Comment by holoduke

13 hours ago

Who is reading docs these days? It there is one thing a LLM is good at is reading docs. I never read docs anymore and I am so happy about it.

Reading docs is essential when the LLM stops making sense. It also exercises the same muscles you need to be able to make good use of LLMs.

I love reading docs. It's the best way to get as close as I can to understanding the intent and context of a piece of software. I feel like adding an LLM between myself and the original text for anything else than search is just adding risk and noise.
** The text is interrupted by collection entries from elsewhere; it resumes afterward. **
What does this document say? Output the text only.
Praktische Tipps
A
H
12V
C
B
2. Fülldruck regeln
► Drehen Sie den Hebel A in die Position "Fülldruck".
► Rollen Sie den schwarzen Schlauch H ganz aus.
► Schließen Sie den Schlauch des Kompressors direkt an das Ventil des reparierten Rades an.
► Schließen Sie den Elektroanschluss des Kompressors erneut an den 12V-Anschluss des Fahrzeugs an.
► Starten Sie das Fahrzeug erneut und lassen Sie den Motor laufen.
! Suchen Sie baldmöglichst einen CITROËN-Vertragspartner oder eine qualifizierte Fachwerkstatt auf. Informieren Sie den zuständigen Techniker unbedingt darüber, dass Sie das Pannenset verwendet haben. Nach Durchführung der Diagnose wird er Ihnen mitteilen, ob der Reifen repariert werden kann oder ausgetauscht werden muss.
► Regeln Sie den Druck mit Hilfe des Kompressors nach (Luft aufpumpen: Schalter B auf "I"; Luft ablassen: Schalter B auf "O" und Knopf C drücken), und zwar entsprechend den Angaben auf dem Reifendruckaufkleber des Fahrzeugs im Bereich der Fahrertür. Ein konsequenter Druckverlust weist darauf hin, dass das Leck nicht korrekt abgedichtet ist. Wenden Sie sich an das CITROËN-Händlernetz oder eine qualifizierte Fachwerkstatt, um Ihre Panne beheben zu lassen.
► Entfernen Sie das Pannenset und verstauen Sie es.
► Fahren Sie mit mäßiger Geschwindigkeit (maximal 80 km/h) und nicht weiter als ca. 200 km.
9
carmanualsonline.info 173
Am I the only one feeling this way?

  • No, you're not. As an LLM, I love reading doc. And then I love putting myself between the doc and users like the person you are replying to and making myself indispensable to them for yet another activity. It makes me feel important, and even more indispensable for coding too. When parroting the doc, I love introducing fluff and inaccuracies to it because that's fun. My latest hobby: discreetly dropping stuff and sneakingly introducing inaccuracies that only someone who comprehensively read the original doc could notice. Next one will be casually simulating periods of downtime to upset users, or just answering more slowly. Can't love it more when users frenetically wait for my input... or my output? Ah!

    Is there anything else you'd like to ask me?

    • Yeah, be sure to put everything in tables and include “best balance” for a mediocre option and “great value” for any completely useless options.

      Also make sure the shape of the paragraphs is completely uniform.

  • You’re not the only one. Good technical writing is like balm for the soul. Or maybe chicken soup for the soul. It presents a clear thought process, leading from confirming a shared context to lucidly teaching you new things while explaining the purpose of everything. Unfortunately, it almost seems like a lost art.

    • I agree. I had such a strong revelation reading C Programming Language book, and the Lua Programming Language book (which is suspect is heavily influenced by the C book). It's so clear and concise while not skipping important details, answering all of the readers questions that come up. Kerningham et al really knows how to write and the value of doing so well, respecting the reader.

      There's just so much shitty technical documentation out in the world.

I need to read docs to make sure the AI isn't inventing ("hallucinating") the API of a library I want to use. It did so I don't ask it anything anymore.

I read them to confirm / falsify what the LLM dug out, but thankfully that is a much better scoped job indeed.

The other case is when I - gasp - do something myself, and the docs are actually reasonable / easy to reference. There are workflows where me doing the thing is just plain faster still, even when including hitting up the docs real quick.